Comment #59: FlipYrWhig  on  06/24  at  11:05 AM

This is a good book on the subject:

http://www.amazon.com/Cigarette-confidential-unfiltered-truth-about/dp/042515114X

Comment #60: Dark Avenger Guardian Chow Mein  on  06/24  at  11:42 AM

Oh, also, thx to chareth for the story about advertising strategy.

Comment #61: FlipYrWhig  on  06/25  at  02:35 AM

The studies I’ve seen say that nicotine is basically as physically addictive as heroin, actually. Your ease at quitting might be a quirk of personal body chemistry.

There was a researcher who got herself addicted to both heroin and smoking, she reported that kicking the latter was worse than getting off the heroin.

BlackBloc, you really should research the history of opiate addiction, it may surprise you:

IN 1883, the American physician J. B. Mattison made the startling announcement that the majority of American morphine habitues were doctors and suggested that between thirty and forty percent of medical professionals were addicted (23). By 1909, an English addiction specialist had broadened the context and seemingly raised the ante, claiming “that the proportion of medical addicts to the total of cases is in some statistics as high as ninety per cent., and that one-fifth of the mortality in the profession is said to be caused by morphinism” (Jennings, The Morphia Habit v). Looking back in 1924, the German psychopharmacologist Louis Lewin referred to a “statistical table of [morphine] addicts, including all countries of the world,” which “gave 40.4 per cent doctors, 10.0 per cent doctors’ wives” (54). Of course, all these data are somewhat questionable since reliable measures would have been all but impossible to obtain and the proportions surely varied over the periods and areas in question. But we can reasonably deduce at least this much: medical professionals were consistently the most prominent demographic group among morphine addicts in the developed western world after the middle of the nineteenth century.

http://journals.cambridge.org/action/displayAbstract?fromPage=online&aid=323441

The only difference between heroin and morphine is one acetyl group, and morphine doesn’t make people layabouts, at least not those in the medical profession.

Dr William Stewart Halsted (1852-1922), known as the father of American surgery, used morphine daily. “Although he had never been able to reduce the amount to less than three grains daily,” his colleague Dr William Osler wrote, “on this he could do his work comfortably and maintain his excellent physical vigor (for he was a very muscular fellow). I do not think that anyone suspected him.”

http://www.nationalreviewofmedicine.com/issue/2005/07_30/2_feature02_13.html

So if you have an operation these days, you should probably thanks Halsted the junky.

 

 

Comment #62: Dark Avenger Guardian Chow Mein  on  06/25  at  12:43 PM

chareth is 100% correct.

i’m not planning on quitting - but then again, i don’t WANT to reach “old age”. i’m 34 and in chronic pain and in a wheelchair - life after 50 isn’t appealing.

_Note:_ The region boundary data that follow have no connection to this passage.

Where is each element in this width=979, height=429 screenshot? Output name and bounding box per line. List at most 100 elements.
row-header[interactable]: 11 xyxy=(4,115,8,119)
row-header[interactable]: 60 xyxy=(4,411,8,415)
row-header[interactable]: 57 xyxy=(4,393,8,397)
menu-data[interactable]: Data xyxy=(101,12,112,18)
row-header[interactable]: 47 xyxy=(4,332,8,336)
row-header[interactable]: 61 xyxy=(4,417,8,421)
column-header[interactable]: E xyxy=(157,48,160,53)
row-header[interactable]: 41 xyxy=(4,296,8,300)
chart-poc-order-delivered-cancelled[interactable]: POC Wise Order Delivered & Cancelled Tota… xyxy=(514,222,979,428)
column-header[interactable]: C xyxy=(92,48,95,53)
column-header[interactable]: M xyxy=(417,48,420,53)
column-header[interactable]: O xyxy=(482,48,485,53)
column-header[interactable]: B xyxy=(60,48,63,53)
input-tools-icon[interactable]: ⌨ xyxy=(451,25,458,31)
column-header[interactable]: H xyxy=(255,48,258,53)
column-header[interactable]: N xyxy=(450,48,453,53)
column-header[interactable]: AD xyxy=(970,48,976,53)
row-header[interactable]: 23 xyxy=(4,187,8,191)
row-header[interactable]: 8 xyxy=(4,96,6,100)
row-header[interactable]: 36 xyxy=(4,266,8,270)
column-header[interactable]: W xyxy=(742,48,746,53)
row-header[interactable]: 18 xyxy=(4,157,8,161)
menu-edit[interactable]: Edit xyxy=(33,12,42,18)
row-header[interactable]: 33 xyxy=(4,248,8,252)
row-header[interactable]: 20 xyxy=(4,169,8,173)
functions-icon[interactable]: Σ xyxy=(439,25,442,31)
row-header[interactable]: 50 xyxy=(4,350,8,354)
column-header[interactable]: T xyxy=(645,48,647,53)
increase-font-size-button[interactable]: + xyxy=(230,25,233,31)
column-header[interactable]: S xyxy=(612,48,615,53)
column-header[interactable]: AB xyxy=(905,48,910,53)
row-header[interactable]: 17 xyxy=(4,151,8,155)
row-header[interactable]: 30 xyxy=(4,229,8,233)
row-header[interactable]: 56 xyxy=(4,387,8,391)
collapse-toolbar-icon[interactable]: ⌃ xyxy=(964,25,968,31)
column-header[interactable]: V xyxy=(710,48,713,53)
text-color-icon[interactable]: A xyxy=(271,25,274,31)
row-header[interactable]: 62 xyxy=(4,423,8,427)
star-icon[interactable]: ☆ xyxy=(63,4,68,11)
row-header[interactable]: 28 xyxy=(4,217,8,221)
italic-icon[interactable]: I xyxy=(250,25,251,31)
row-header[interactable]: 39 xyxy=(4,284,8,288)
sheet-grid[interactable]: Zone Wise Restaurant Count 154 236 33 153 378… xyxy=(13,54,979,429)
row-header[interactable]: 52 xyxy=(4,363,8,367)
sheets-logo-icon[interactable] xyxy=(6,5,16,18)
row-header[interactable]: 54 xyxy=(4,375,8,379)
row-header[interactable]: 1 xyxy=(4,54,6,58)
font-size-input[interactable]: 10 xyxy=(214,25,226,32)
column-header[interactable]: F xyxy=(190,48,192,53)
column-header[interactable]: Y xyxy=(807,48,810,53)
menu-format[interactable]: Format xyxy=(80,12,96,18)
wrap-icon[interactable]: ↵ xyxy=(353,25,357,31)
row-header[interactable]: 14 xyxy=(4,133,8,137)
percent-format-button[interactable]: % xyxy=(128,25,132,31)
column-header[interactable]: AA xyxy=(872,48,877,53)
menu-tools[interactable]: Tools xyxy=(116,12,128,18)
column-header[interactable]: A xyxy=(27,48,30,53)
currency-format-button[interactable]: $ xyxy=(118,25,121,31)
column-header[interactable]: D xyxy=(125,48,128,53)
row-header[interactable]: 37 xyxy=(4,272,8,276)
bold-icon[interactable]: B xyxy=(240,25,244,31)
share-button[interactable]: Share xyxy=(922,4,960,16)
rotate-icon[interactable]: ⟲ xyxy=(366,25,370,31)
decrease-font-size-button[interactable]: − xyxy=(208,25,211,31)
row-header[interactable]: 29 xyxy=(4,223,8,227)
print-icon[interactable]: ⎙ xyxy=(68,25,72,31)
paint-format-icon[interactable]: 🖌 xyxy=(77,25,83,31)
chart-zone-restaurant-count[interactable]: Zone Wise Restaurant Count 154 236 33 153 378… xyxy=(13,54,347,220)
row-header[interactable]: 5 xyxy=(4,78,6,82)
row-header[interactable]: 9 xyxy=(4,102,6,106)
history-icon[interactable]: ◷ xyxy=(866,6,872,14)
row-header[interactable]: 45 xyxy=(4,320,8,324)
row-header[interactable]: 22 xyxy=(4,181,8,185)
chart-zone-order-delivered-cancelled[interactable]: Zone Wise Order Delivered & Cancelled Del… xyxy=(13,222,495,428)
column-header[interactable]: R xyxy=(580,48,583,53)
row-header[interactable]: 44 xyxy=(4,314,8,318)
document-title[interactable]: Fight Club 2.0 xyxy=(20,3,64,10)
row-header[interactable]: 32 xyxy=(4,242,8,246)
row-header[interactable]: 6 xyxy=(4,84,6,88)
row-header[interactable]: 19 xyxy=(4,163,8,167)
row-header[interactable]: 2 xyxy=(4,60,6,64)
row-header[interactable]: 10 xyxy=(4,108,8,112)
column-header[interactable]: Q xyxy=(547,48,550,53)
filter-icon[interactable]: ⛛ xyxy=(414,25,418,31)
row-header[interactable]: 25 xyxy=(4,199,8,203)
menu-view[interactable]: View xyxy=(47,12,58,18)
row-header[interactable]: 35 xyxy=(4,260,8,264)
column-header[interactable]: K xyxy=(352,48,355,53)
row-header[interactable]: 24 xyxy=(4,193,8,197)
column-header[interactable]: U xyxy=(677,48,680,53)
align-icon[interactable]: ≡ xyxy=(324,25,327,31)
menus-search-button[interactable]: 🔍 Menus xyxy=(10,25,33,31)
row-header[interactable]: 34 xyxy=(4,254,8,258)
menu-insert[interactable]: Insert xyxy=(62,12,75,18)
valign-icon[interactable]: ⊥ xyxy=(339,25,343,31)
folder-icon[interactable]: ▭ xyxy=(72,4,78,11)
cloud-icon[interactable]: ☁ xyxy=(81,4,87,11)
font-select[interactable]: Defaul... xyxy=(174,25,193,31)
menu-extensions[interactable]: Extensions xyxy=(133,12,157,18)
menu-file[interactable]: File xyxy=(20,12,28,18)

Smoking is not a way to blessedly and peacefully cut your life short. Being a smoker doesn’t mean you toodle along happily and then keel over dead of lung cancer one day; it has chronic, ugly, horrible effects on your health. Chronic pain and in a wheelchair is bad. Try adding “chronic pain and in a wheelchair and COPD and gasping for air like a fish and having to use oxygen 24/7.”

The most effective anti-smoking campaigns I’ve seen have been those that directly counter the ‘smoking is cool and adult’ marketing: there was a comic book aimed at teens (which won a graphic design award) showing that tobacco is sold by big faceless corporations that deliberately manipulate teens and want them to confirm to rip them off.